Apuraba el paso para no llegar tarde a la función cuando lo vio sentado en las escaleras de la sucursal bancaria. Al pasar a su altura pudo leer el cartel que sostenía en sus manos y que rezaba: “La vida da muchas vueltas. Sin familia, sin recursos, necesito pagar la habitación”.
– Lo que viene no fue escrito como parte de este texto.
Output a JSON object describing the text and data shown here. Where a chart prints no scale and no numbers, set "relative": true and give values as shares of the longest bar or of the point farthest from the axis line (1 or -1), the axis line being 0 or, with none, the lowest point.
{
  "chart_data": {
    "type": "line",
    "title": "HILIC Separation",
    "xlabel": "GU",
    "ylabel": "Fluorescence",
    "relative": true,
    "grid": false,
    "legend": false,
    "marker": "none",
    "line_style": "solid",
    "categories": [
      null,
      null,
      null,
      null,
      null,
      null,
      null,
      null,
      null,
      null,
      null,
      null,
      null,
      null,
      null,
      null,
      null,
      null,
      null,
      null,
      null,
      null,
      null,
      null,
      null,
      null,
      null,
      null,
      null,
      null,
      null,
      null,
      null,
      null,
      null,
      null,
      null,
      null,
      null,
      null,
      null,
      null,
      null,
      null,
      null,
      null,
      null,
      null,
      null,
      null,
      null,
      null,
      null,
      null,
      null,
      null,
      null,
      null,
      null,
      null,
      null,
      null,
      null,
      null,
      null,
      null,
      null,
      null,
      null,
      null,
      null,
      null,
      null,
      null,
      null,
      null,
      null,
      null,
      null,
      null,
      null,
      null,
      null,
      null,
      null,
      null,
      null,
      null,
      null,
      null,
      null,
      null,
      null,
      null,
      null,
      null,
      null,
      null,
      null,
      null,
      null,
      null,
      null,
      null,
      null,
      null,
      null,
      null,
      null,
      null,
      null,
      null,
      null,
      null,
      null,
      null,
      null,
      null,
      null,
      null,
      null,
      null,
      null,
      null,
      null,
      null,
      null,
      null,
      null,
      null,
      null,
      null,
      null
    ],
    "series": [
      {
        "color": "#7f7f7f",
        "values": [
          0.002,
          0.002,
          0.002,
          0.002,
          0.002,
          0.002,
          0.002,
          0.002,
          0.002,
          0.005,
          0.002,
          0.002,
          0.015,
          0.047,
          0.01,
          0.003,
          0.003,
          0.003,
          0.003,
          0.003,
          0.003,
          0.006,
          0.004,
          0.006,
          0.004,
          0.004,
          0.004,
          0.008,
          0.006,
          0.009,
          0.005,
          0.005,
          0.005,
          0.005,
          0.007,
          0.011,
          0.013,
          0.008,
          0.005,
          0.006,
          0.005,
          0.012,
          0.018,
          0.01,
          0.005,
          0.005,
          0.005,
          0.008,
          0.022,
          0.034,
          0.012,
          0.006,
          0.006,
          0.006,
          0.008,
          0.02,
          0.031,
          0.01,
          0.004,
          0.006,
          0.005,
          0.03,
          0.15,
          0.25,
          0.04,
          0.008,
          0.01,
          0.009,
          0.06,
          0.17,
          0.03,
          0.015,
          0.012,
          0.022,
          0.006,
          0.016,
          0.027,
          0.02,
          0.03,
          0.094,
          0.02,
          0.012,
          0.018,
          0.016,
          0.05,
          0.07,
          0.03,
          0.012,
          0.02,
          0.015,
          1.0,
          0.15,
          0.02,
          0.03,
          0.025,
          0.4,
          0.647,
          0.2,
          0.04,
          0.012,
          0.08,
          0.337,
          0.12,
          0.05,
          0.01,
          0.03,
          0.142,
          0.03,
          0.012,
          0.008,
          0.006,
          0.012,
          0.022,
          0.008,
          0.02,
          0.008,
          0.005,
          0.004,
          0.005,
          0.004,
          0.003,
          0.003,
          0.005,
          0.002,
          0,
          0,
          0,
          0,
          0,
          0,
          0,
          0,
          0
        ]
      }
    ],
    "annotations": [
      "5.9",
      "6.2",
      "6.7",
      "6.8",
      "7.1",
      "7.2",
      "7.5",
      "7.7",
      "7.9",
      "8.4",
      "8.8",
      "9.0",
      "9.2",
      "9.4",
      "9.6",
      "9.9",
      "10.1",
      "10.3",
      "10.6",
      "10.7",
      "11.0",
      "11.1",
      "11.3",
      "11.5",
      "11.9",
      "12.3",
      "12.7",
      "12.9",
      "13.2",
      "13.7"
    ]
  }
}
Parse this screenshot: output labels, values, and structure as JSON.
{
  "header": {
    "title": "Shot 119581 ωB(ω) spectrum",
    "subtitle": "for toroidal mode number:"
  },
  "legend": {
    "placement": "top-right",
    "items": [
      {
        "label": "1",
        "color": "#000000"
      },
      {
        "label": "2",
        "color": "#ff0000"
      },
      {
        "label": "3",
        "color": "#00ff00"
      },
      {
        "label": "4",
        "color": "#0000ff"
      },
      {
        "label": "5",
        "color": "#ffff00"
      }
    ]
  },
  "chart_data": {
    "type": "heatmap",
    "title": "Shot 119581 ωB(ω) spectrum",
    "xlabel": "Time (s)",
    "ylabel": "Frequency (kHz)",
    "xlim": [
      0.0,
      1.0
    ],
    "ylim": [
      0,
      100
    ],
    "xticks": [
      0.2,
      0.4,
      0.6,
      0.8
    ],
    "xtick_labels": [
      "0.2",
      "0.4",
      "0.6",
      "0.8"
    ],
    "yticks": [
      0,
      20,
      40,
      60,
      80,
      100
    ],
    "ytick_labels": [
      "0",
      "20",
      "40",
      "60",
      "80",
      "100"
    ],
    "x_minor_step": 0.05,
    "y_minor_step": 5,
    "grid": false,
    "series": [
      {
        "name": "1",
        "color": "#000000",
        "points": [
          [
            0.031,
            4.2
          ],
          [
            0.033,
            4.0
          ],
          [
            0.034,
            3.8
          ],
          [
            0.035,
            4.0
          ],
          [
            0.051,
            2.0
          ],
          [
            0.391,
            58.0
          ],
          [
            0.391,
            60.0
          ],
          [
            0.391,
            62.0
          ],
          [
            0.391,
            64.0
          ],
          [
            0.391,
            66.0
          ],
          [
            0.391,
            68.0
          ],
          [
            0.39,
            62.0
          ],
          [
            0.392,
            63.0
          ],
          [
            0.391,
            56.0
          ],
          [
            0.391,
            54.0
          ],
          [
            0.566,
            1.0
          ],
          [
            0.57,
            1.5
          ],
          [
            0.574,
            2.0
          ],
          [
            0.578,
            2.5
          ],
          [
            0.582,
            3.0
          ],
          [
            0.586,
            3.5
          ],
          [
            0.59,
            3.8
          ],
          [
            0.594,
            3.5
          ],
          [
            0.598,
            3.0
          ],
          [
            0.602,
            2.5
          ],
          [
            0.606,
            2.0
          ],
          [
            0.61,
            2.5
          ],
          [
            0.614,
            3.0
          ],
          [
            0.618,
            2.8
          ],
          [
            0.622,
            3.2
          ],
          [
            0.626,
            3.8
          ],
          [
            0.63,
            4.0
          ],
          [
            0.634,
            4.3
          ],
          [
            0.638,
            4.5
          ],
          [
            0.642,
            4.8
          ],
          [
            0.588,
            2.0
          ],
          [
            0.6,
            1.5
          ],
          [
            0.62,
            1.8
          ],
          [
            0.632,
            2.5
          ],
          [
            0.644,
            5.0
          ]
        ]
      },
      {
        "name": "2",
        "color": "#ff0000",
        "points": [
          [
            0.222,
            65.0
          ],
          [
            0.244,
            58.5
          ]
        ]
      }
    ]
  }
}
Nunca daba dinero a los que pedían en la calle, pero esta vez un extraño impulso hizo que se detuviese, palpó la moneda dentro del bolsillo de su abrigo y dio la vuelta. Depositó los dos euros en el vaso de plástico y se miraron a los ojos… Ella esbozó una tenue sonrisa, él bajó la cabeza y musitó un apenas audible gracias.

Había dejado de llover pero la calle aún brillaba bajo el reflejo de las farolas. Mientras repasaba mentalmente los detalles de la tediosa obra que acababa de ver, le dio una vuelta más a la bufanda tratando de abrigarse también la nariz. Tenía los pies helados dentro de las botas. Estaba deseando llegar a casa.

Casi tres horas después, él seguía en la misma posición, sentado cabizbajo en las escaleras del banco. Mientras se aproximaba volvió a fijarse en sus preciosas manos, los zapatos limpios, el distinguido porte y la mirada ausente. Nunca supo explicar que la impulsó a hacerlo…

Cuéntame tu historia _ le pidió sentándose a su lado. Él tardó un par de minutos en mirarla a los ojos y despegar los labios…

Es cierto, la vida da muchas vueltas. Hoy comparten el mismo techo, ella no ha vuelto a tener los pies fríos y de vez en cuando van juntos al teatro.